Он уронил руки, и Гепара сразу же начала разглаживать свое наездницкое платье.
– Я покончил с тобой, – сказал Титус. – С твоим расчудесным лицом и помраченным умом. Возвращайся к своему скопищу девственниц и забудь обо мне, как я о тебе забуду.
– Ты животное, – вскричала Гепара. – Неблагодарное животное. Разве я пустое место, что ты так просто бросаешь меня? Неужели соитие настолько важно? Да миллионы любовников предаются сейчас любви миллионами способов, но я – я только одна такая на свете. – Руки ее тряслись. – Ты разочаровал меня. Ты дешевка. Дрянь. Слабак. Да, скорее всего, и сумасшедший. Ты и твой Горменгаст! Меня тошнит от тебя!

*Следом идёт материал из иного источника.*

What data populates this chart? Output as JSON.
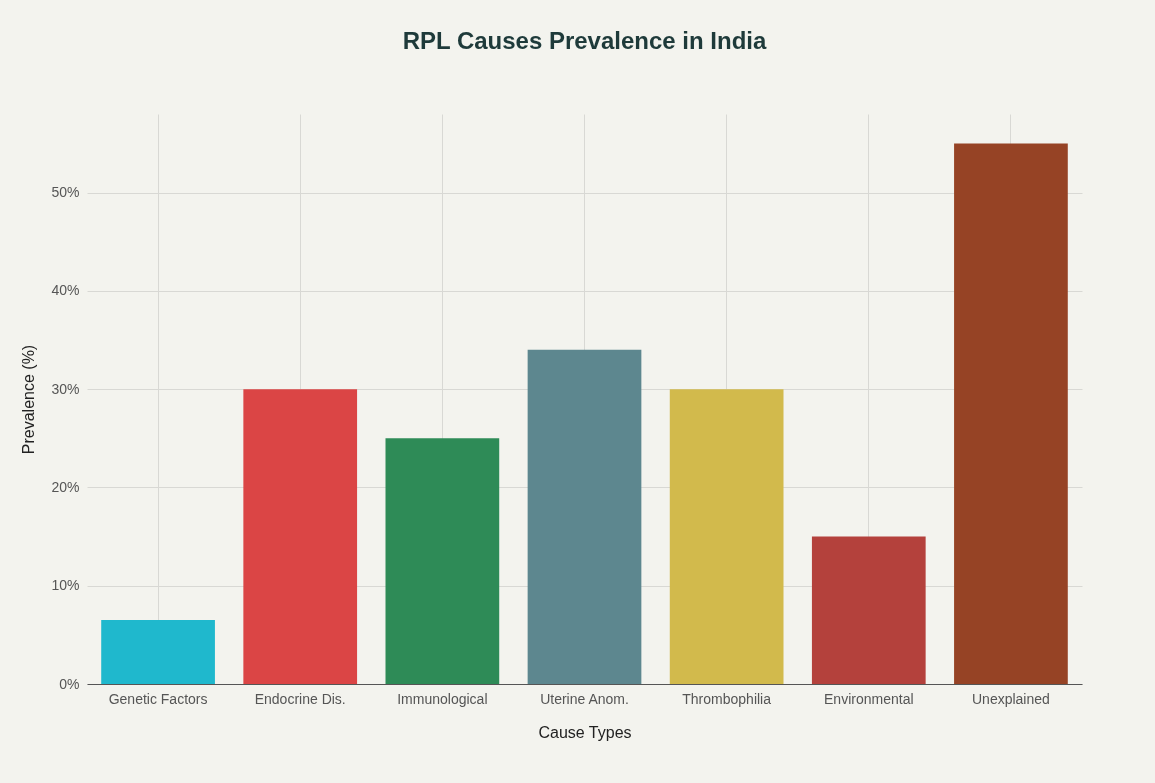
{
  "chart_data": {
    "type": "bar",
    "title": "RPL Causes Prevalence in India",
    "xlabel": "Cause Types",
    "ylabel": "Prevalence (%)",
    "categories": [
      "Genetic Factors",
      "Endocrine Dis.",
      "Immunological",
      "Uterine Anom.",
      "Thrombophilia",
      "Environmental",
      "Unexplained"
    ],
    "values": [
      6.5,
      30,
      25,
      34,
      30,
      15,
      55
    ],
    "colors": [
      "#1fb8cd",
      "#db4545",
      "#2e8b57",
      "#5d878f",
      "#d2ba4c",
      "#b4413c",
      "#964325"
    ],
    "ylim": [
      0,
      58
    ],
    "yticks": [
      {
        "value": 0,
        "label": "0%"
      },
      {
        "value": 10,
        "label": "10%"
      },
      {
        "value": 20,
        "label": "20%"
      },
      {
        "value": 30,
        "label": "30%"
      },
      {
        "value": 40,
        "label": "40%"
      },
      {
        "value": 50,
        "label": "50%"
      }
    ],
    "grid": true
  }
}
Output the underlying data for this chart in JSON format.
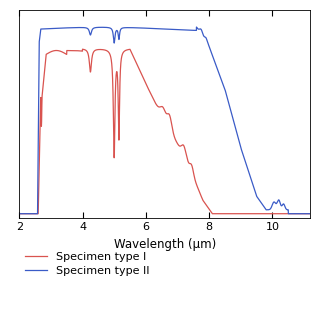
{
  "xlabel": "Wavelength (μm)",
  "xlim": [
    2,
    11.2
  ],
  "ylim": [
    -0.02,
    1.05
  ],
  "xticks": [
    2,
    4,
    6,
    8,
    10
  ],
  "color_type1": "#d9534f",
  "color_type2": "#3a5bc7",
  "legend_type1": "Specimen type I",
  "legend_type2": "Specimen type II",
  "linewidth": 0.9,
  "background": "#ffffff"
}
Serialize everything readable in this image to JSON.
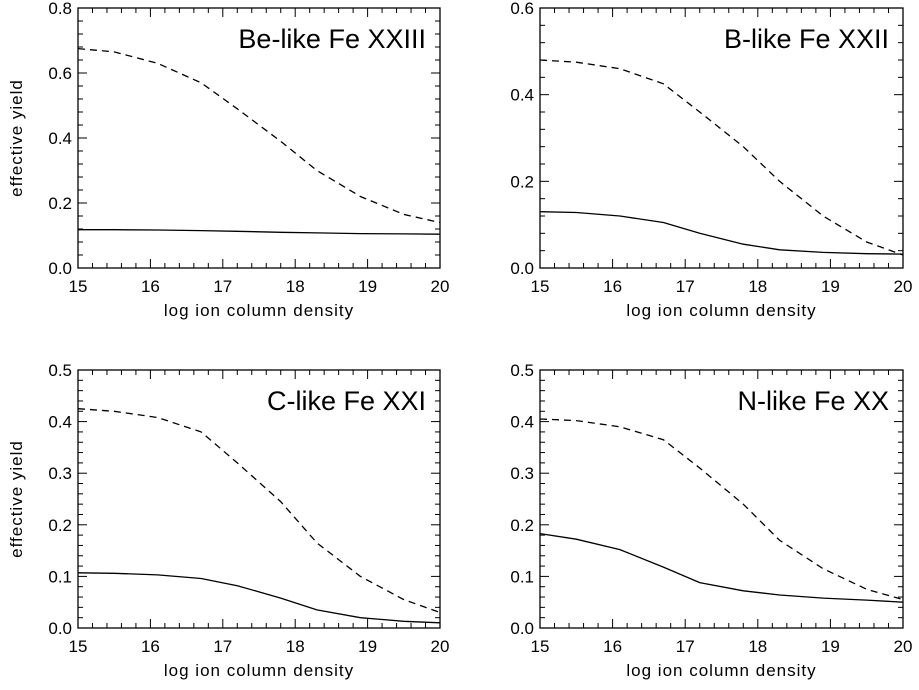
{
  "figure": {
    "xlabel": "log ion column density",
    "ylabel": "effective yield"
  },
  "chart_data": [
    {
      "type": "line",
      "title": "Be-like Fe XXIII",
      "xlabel": "log ion column density",
      "ylabel": "effective yield",
      "xlim": [
        15,
        20
      ],
      "ylim": [
        0.0,
        0.8
      ],
      "xticks": [
        "15",
        "16",
        "17",
        "18",
        "19",
        "20"
      ],
      "yticks": [
        "0.0",
        "0.2",
        "0.4",
        "0.6",
        "0.8"
      ],
      "x": [
        15.0,
        15.5,
        16.1,
        16.7,
        17.2,
        17.8,
        18.3,
        18.9,
        19.5,
        20.0
      ],
      "series": [
        {
          "style": "dashed",
          "values": [
            0.675,
            0.665,
            0.63,
            0.57,
            0.49,
            0.39,
            0.3,
            0.22,
            0.165,
            0.14
          ]
        },
        {
          "style": "solid",
          "values": [
            0.118,
            0.118,
            0.117,
            0.115,
            0.113,
            0.11,
            0.108,
            0.106,
            0.105,
            0.104
          ]
        }
      ],
      "grid": false
    },
    {
      "type": "line",
      "title": "B-like Fe XXII",
      "xlabel": "log ion column density",
      "ylabel": "",
      "xlim": [
        15,
        20
      ],
      "ylim": [
        0.0,
        0.6
      ],
      "xticks": [
        "15",
        "16",
        "17",
        "18",
        "19",
        "20"
      ],
      "yticks": [
        "0.0",
        "0.2",
        "0.4",
        "0.6"
      ],
      "x": [
        15.0,
        15.5,
        16.1,
        16.7,
        17.2,
        17.8,
        18.3,
        18.9,
        19.5,
        20.0
      ],
      "series": [
        {
          "style": "dashed",
          "values": [
            0.48,
            0.475,
            0.46,
            0.425,
            0.36,
            0.28,
            0.2,
            0.12,
            0.06,
            0.03
          ]
        },
        {
          "style": "solid",
          "values": [
            0.13,
            0.128,
            0.12,
            0.105,
            0.08,
            0.055,
            0.042,
            0.036,
            0.033,
            0.032
          ]
        }
      ],
      "grid": false
    },
    {
      "type": "line",
      "title": "C-like Fe XXI",
      "xlabel": "log ion column density",
      "ylabel": "effective yield",
      "xlim": [
        15,
        20
      ],
      "ylim": [
        0.0,
        0.5
      ],
      "xticks": [
        "15",
        "16",
        "17",
        "18",
        "19",
        "20"
      ],
      "yticks": [
        "0.0",
        "0.1",
        "0.2",
        "0.3",
        "0.4",
        "0.5"
      ],
      "x": [
        15.0,
        15.5,
        16.1,
        16.7,
        17.2,
        17.8,
        18.3,
        18.9,
        19.5,
        20.0
      ],
      "series": [
        {
          "style": "dashed",
          "values": [
            0.425,
            0.42,
            0.408,
            0.38,
            0.32,
            0.245,
            0.165,
            0.1,
            0.055,
            0.03
          ]
        },
        {
          "style": "solid",
          "values": [
            0.107,
            0.106,
            0.103,
            0.096,
            0.082,
            0.058,
            0.035,
            0.02,
            0.013,
            0.01
          ]
        }
      ],
      "grid": false
    },
    {
      "type": "line",
      "title": "N-like Fe XX",
      "xlabel": "log ion column density",
      "ylabel": "",
      "xlim": [
        15,
        20
      ],
      "ylim": [
        0.0,
        0.5
      ],
      "xticks": [
        "15",
        "16",
        "17",
        "18",
        "19",
        "20"
      ],
      "yticks": [
        "0.0",
        "0.1",
        "0.2",
        "0.3",
        "0.4",
        "0.5"
      ],
      "x": [
        15.0,
        15.5,
        16.1,
        16.7,
        17.2,
        17.8,
        18.3,
        18.9,
        19.5,
        20.0
      ],
      "series": [
        {
          "style": "dashed",
          "values": [
            0.405,
            0.402,
            0.39,
            0.365,
            0.31,
            0.24,
            0.17,
            0.115,
            0.075,
            0.055
          ]
        },
        {
          "style": "solid",
          "values": [
            0.183,
            0.172,
            0.152,
            0.118,
            0.088,
            0.072,
            0.064,
            0.058,
            0.054,
            0.05
          ]
        }
      ],
      "grid": false
    }
  ]
}
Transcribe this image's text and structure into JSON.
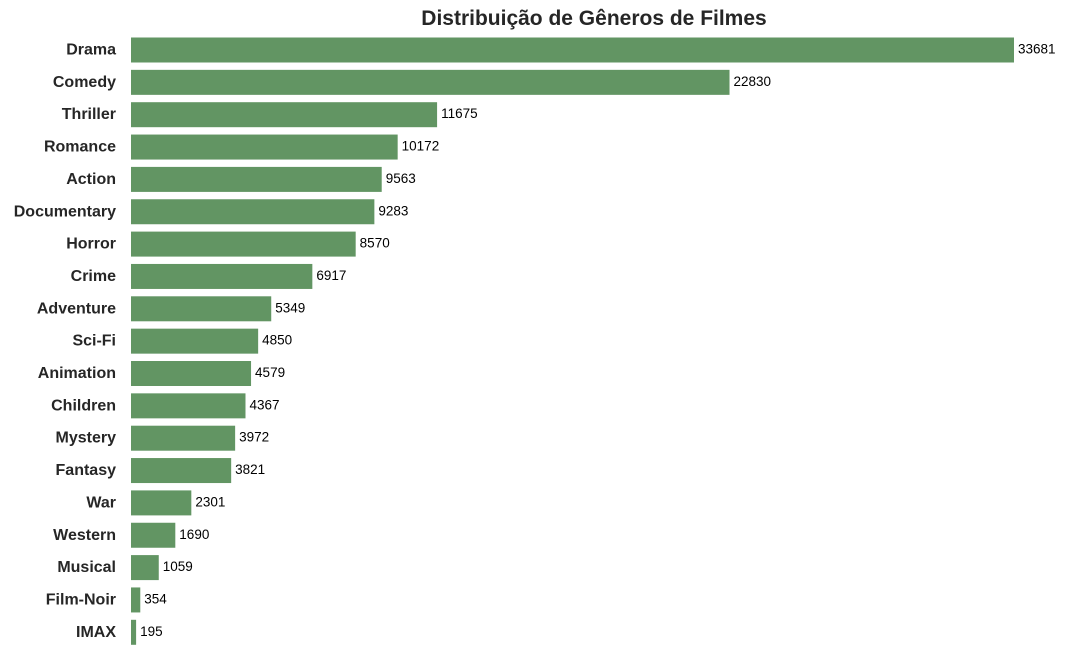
{
  "chart_data": {
    "type": "bar",
    "orientation": "horizontal",
    "title": "Distribuição de Gêneros de Filmes",
    "xlabel": "",
    "ylabel": "",
    "xlim": [
      0,
      33681
    ],
    "grid": false,
    "legend": "none",
    "bar_color": "#629563",
    "categories": [
      "Drama",
      "Comedy",
      "Thriller",
      "Romance",
      "Action",
      "Documentary",
      "Horror",
      "Crime",
      "Adventure",
      "Sci-Fi",
      "Animation",
      "Children",
      "Mystery",
      "Fantasy",
      "War",
      "Western",
      "Musical",
      "Film-Noir",
      "IMAX"
    ],
    "values": [
      33681,
      22830,
      11675,
      10172,
      9563,
      9283,
      8570,
      6917,
      5349,
      4850,
      4579,
      4367,
      3972,
      3821,
      2301,
      1690,
      1059,
      354,
      195
    ]
  }
}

– Меня тоже, – сказал Титус.
– И прекрасно, – откликнулась дочь ученого, – хорошо бы тебя тошнило подольше.
Теперь, когда она поняла, что Титус нисколько не любит ее, жесткость ее интонаций обернулась жесткостью мыслей. Ей никогда еще никто не перечил. Не было между ее задыхающимися от страсти поклонниками ни одного, посмевшего разговаривать с нею так, как Титус. Те-то готовы были ждать сотни лет, пока губы Гепары не сложатся в улыбку, пока она не возведет бровь. Теперь Гепара вглядывалась в Титуса, словно впервые, и сознавала, что ненавидит его. В каком-то не слишком понятном смысле, он унизил ее, даром, что это она, Гепара, отвергла его заигрывания. Резкость, прокравшаяся в ее речи и разум, растворялась в прирожденном коварстве Гепары. Она отдалась Титусу во всем, кроме разве что реального акта любви, а тот пренебрег ею, оттолкнул.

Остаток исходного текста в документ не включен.